Con le Brigate Rosse la divergenza era politica, nel senso che non si riteneva che ci fossero le condizioni per condurre la lotta armata in una società occidentale come l’Italia, dove invece andavano privilegiati i processi di organizzazione interna alla classe nelle fabbriche e nei quartieri proletari, quella che l’Opr definì come il processo di “proletarizzazione dei militanti”.
Con la seconda, l’Autonomia Operaia, la separazione fu invece più marcatamente ideologica, in quanto il movimentismo che si affacciava dietro certe posizioni, implicava una sorta di spontaneismo che per l’OPR non era condizione sufficiente a costruire un progetto rivoluzionario.
I militanti dell’Opr saranno presenti con il Comitato Operai Metalmeccanici nelle principali fabbriche del tessuto industriale della Capitale (Autovox, Voxon) o della zona industriale di Pomezia (Ime).

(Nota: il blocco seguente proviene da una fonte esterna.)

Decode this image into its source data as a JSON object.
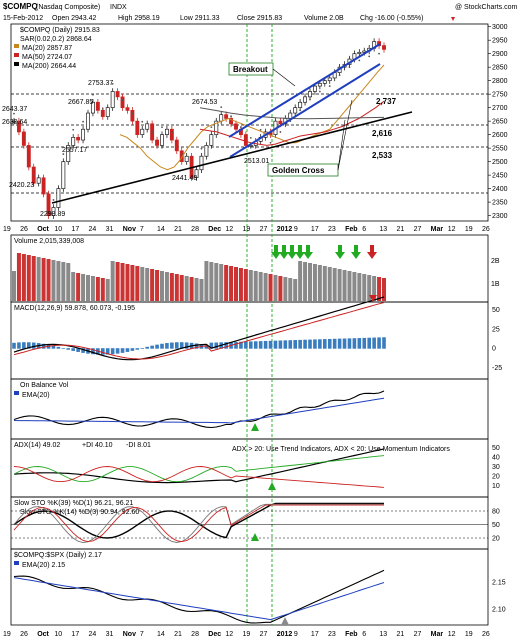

Saranno attivi con i Comitati nei quartieri proletari del quadrante sudest (Tiburtino, Centocelle, Prenestino) e ovest (Tormarancia, Garbatella, Nuova Ostia).

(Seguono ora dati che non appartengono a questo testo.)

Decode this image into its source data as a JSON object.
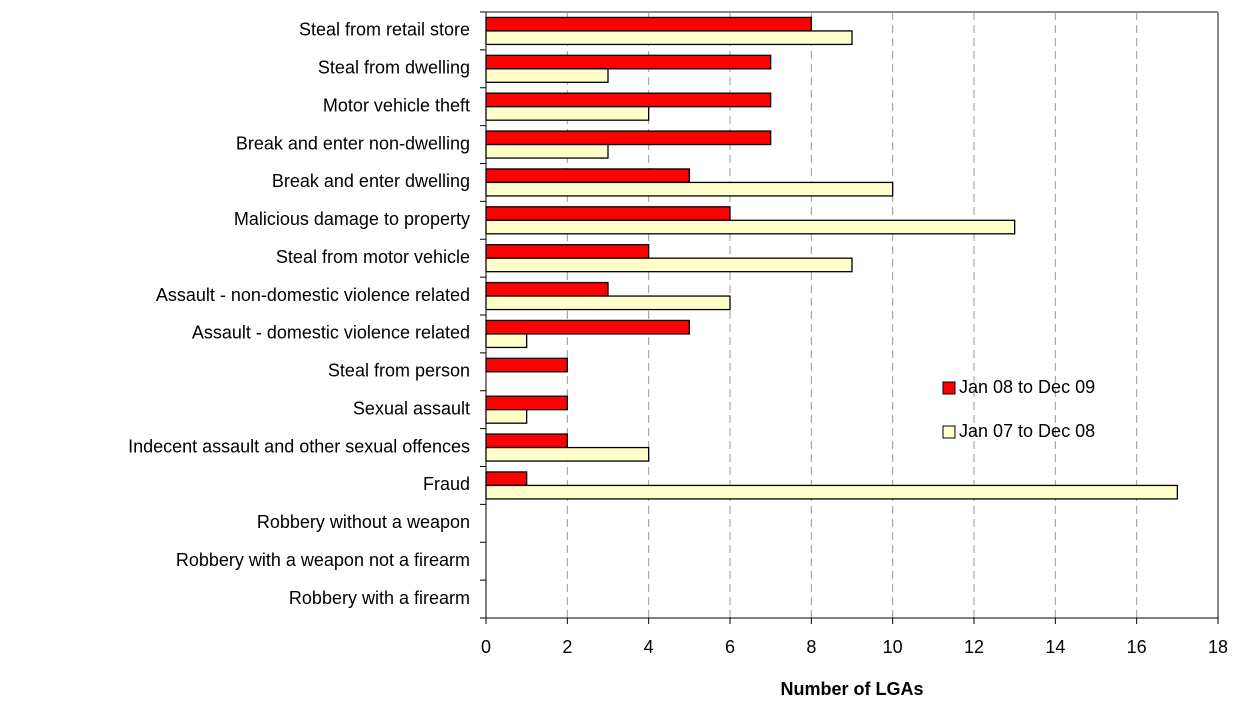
{
  "chart_data": {
    "type": "hbar",
    "xlabel": "Number of LGAs",
    "categories": [
      "Steal from retail store",
      "Steal from dwelling",
      "Motor vehicle theft",
      "Break and enter non-dwelling",
      "Break and enter dwelling",
      "Malicious damage to property",
      "Steal from motor vehicle",
      "Assault - non-domestic violence related",
      "Assault - domestic violence related",
      "Steal from person",
      "Sexual assault",
      "Indecent assault and other sexual offences",
      "Fraud",
      "Robbery without a weapon",
      "Robbery with a weapon not a firearm",
      "Robbery with a firearm"
    ],
    "series": [
      {
        "name": "Jan 08 to Dec 09",
        "color": "#ff0000",
        "values": [
          8,
          7,
          7,
          7,
          5,
          6,
          4,
          3,
          5,
          2,
          2,
          2,
          1,
          0,
          0,
          0
        ]
      },
      {
        "name": "Jan 07 to Dec 08",
        "color": "#ffffcc",
        "values": [
          9,
          3,
          4,
          3,
          10,
          13,
          9,
          6,
          1,
          0,
          1,
          4,
          17,
          0,
          0,
          0
        ]
      }
    ],
    "xlim": [
      0,
      18
    ],
    "xticks": [
      0,
      2,
      4,
      6,
      8,
      10,
      12,
      14,
      16,
      18
    ],
    "grid": true,
    "legend_position": "right"
  }
}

In particolare, attraverso il Comitato Proletario per la casa, si praticherà in modo organizzato l’occupazione delle case sfitte con le famiglie proletarie, provenienti soprattutto dalle numerose baraccopoli sorte nella periferia romana, insieme agli operai delle fabbriche dove si era attivi.
Il manifesto di nascita dell’Organizzazione Proletaria Romana nel 1975, riproduce il simbolo dell’Internazionale Comunista – l’operaio che spezza le catene e contiene lo slogan: “Per lo sviluppo dell’autonomia di classe, per l’unità delle avanguardie politiche”. Il manifesto è firmato dal Comitato Operai Metalmeccanici, dal Comitato Proletario per la casa e dai Comitati Popolari, cioè le strutture che daranno vita all’Opr. Infine e più tardi ci sarà il Comitato Disoccupati Organizzati che aggregherà gruppi di giovani disoccupati e di operai edili ormai espulsi dal mercato del lavoro a causa della ristrutturazione nell’edilizia che aveva eliminato moltissime figure di operai professionali nei cantieri. La proletarizzazione dei militanti agiva di fatto come una pratica e un metodo di lavoro politico.
Nel 1975 è iniziato con l’Opr un lungo percorso che ha fatto i conti con le difficoltà politiche ma anche con discontinuità storiche drammatiche, le quali hanno posto ai comunisti e al movimento di classe problemi nuovi e spesso determinanti per la sopravvivenza – e non per la rivoluzione – delle organizzazioni. Ed è proprio nella tenuta dell’organizzazione come progetto politico generale che si possono riaprire prospettive politiche di rottura importanti come si sta producendo nella attuale crisi del capitale mondializzato.